Four bid on Forreston water main project

Some pipes are 100 years old and deteriorating

FORRESTON – Forreston Village Board members got a preview Monday on bids for water main replacements on North Walnut Street and South Oak Avenue.

Although the board members didn’t vote to accept a bid during the meeting, they are waiting for an official letter from the project engineer recommending they accept the low-bidder.

The board is presented with four bids ranging from a low of $209,258.15 from Fischer, to a high of $302,312.50 from Northern Illinois Service, Superintendent of Public Works Mark Rust said. The project engineer’s cost estimate was $216,000.

“There’s quite a spread in numbers,” Rust said. “Part of that is the cost of supplies right now. Evidently Fischer must have some supplies on hand, where some of these other ones have to order it in and the price has increased quite a bit.”

The water main on North Walnut Street between East State and Avon streets and the one on South Oak Avenue between Illinois Route 72 and East Cherry Street are projects that should have been done years ago, Rust said after the meeting.

“Both of them, it seems like once a year they’ll get a break in them and we’ll have to dig them up,” he said.

About six weeks ago, a break on North Walnut Street and Illinois Route 72 was only a few feet from the previous repair location, Rust said.

“The pipe is just bad and it’s deteriorating,” he said. “It’s just an old, old pipe.”

North Walnut Street’s water main is 90 to 100 years old and full of holes, Rust said, whereas South Oak Avenue’s water main is a 1-inch, cheap plastic pipe installed in the 1970s that serves five commercial buildings.

Both lines will be replaced with 6-inch water mains during this project, he said.
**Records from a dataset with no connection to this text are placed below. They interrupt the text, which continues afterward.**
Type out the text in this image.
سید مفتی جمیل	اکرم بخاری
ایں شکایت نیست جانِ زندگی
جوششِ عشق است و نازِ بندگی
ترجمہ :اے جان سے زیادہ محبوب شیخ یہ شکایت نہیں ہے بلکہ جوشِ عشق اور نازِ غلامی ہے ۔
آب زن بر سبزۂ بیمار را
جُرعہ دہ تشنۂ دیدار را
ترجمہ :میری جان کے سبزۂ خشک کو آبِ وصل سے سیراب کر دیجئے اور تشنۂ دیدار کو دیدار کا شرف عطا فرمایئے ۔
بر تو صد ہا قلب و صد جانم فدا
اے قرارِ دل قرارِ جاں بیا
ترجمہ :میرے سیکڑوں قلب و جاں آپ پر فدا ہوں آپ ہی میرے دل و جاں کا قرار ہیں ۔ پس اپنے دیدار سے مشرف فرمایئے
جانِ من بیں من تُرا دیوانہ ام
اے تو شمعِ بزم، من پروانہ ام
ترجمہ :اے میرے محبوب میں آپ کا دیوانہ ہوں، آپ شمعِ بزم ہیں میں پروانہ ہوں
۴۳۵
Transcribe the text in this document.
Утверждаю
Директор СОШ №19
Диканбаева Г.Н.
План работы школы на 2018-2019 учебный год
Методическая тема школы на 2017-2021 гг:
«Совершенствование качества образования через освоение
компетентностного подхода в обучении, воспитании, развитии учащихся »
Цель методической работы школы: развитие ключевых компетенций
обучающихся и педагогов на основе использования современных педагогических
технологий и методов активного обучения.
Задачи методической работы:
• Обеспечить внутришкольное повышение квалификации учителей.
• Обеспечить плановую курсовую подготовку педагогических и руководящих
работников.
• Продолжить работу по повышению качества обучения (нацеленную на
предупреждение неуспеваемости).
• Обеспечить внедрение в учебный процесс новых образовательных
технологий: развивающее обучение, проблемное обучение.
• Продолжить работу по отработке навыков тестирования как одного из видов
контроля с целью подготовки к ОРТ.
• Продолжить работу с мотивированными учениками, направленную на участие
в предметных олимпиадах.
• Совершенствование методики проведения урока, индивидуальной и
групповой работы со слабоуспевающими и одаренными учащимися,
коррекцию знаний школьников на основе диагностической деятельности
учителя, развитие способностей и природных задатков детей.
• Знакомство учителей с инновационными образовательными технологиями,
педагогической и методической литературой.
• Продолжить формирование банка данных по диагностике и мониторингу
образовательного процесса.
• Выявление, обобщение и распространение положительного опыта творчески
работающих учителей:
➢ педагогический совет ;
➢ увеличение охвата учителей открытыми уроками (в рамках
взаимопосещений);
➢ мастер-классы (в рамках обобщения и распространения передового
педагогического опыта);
Additionally, the North Walnut Street water main, which runs beneath the curb on the highway, will be moved back to beneath the sidewalk.

Infrastructure needs to be maintained, Rust said, but people don’t often think about water mains because they’re underground and out of sight.

“You’ve got an older truck or something, they see that and they think, ‘OK, we need a new truck,’ because they can see it,” he said. “But water piping is underground, and as long as residents get water out of their faucet they don’t care what kind of shape it’s in.”